OK, I am nowhere NEAR this kind of fitness level. I could do 20 squats in a row without too much trouble, but I doubt I could do 50. As the article suggests, this is a situation of excessive exercise for the capability of the one exercising. I'm not in the Crossfit world, but I have heard of this same kind of problem being experienced by a few Crossfitters who were trying to do more than they can do with their level of fitness.
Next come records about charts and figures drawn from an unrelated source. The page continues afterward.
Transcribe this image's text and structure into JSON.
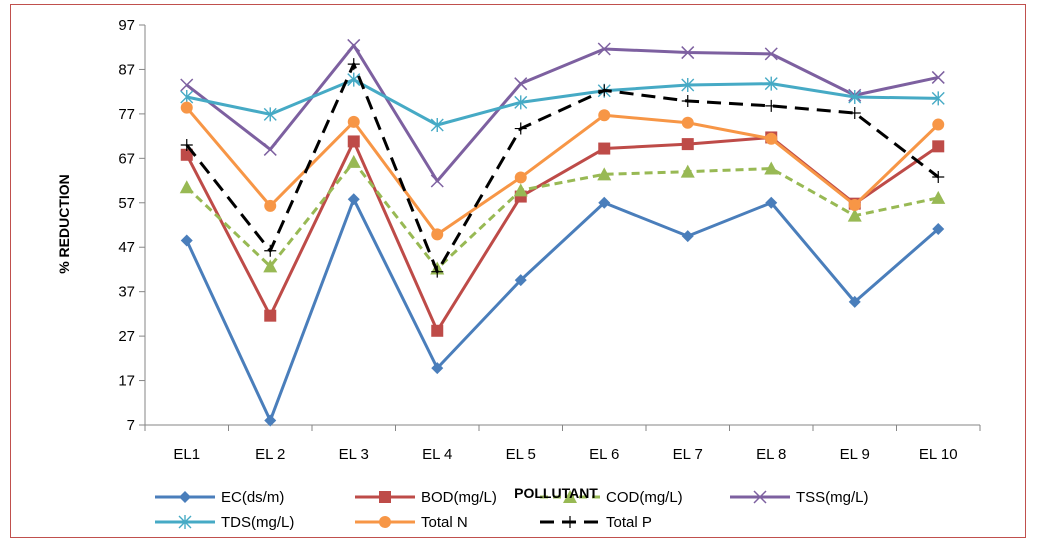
{
  "chart_data": {
    "type": "line",
    "xlabel": "POLLUTANT",
    "ylabel": "% REDUCTION",
    "ylim": [
      7,
      97
    ],
    "yticks": [
      7,
      17,
      27,
      37,
      47,
      57,
      67,
      77,
      87,
      97
    ],
    "grid": false,
    "legend_position": "bottom",
    "categories": [
      "EL1",
      "EL 2",
      "EL 3",
      "EL 4",
      "EL 5",
      "EL 6",
      "EL 7",
      "EL 8",
      "EL 9",
      "EL 10"
    ],
    "series": [
      {
        "name": "EC(ds/m)",
        "color": "#4a7ebb",
        "marker": "diamond",
        "dash": "solid",
        "values": [
          48.5,
          8,
          57.8,
          19.8,
          39.6,
          57,
          49.5,
          57,
          34.7,
          51.1
        ]
      },
      {
        "name": "BOD(mg/L)",
        "color": "#be4b48",
        "marker": "square",
        "dash": "solid",
        "values": [
          67.8,
          31.6,
          70.8,
          28.2,
          58.4,
          69.2,
          70.2,
          71.7,
          56.8,
          69.7
        ]
      },
      {
        "name": "COD(mg/L)",
        "color": "#98b954",
        "marker": "triangle",
        "dash": "dashed",
        "values": [
          60.5,
          42.7,
          66.2,
          42.2,
          59.8,
          63.4,
          64,
          64.7,
          54.1,
          58.1
        ]
      },
      {
        "name": "TSS(mg/L)",
        "color": "#7d60a0",
        "marker": "x",
        "dash": "solid",
        "values": [
          83.5,
          69,
          92.4,
          61.9,
          83.8,
          91.6,
          90.8,
          90.5,
          81.2,
          85.2
        ]
      },
      {
        "name": "TDS(mg/L)",
        "color": "#46aac5",
        "marker": "star",
        "dash": "solid",
        "values": [
          80.8,
          76.9,
          84.7,
          74.5,
          79.6,
          82.2,
          83.5,
          83.8,
          80.8,
          80.5
        ]
      },
      {
        "name": "Total N",
        "color": "#f79646",
        "marker": "circle",
        "dash": "solid",
        "values": [
          78.4,
          56.3,
          75.2,
          49.9,
          62.7,
          76.7,
          75,
          71.4,
          56.5,
          74.6
        ]
      },
      {
        "name": "Total P",
        "color": "#000000",
        "marker": "plus",
        "dash": "dashed",
        "values": [
          70,
          46.2,
          88.2,
          41.5,
          73.7,
          82.3,
          79.9,
          78.8,
          77.2,
          62.8
        ]
      }
    ]
  }
}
Improving one's fitness is "walking" a path between doing enough of X to challenge and bring improvement and doing too much of X and hurting oneself.
Title: Re: Teenagers End Up in Intensive Care After Trying to Do '1,000-Squat Challenge'
Post by: Right_in_Virginia on August 01, 2019, 07:43:57 pm
Words fail me.   **nononono*
Title: Re: Teenagers End Up in Intensive Care After Trying to Do '1,000-Squat Challenge'
Post by: truth_seeker on August 01, 2019, 08:05:44 pm
Teenagers End Up in Intensive Care After Trying to Do '1,000-Squat Challenge' (https://www.sciencealert.com/1-000-squat-challenge-sends-teens-to-intensive-care-with-potentially-fatal-syndrome)

OK, I am nowhere NEAR this kind of fitness level. I could do 20 squats in a row without too much trouble, but I doubt I could do 50. As the article suggests, this is a situation of excessive exercise for the capability of the one exercising. I'm not in the Crossfit world, but I have heard of this same kind of problem being experienced by a few Crossfitters who were trying to do more than they can do with their level of fitness.

Improving one's fitness is "walking" a path between doing enough of X to challenge and bring improvement and doing too much of X and hurting oneself.

When I returned from overseas Army duty, Supposedly mynext brother, during his HS senior year, accepted a challenge to do 300 itups. It turned out somebody doubted him, so he did it again the next day.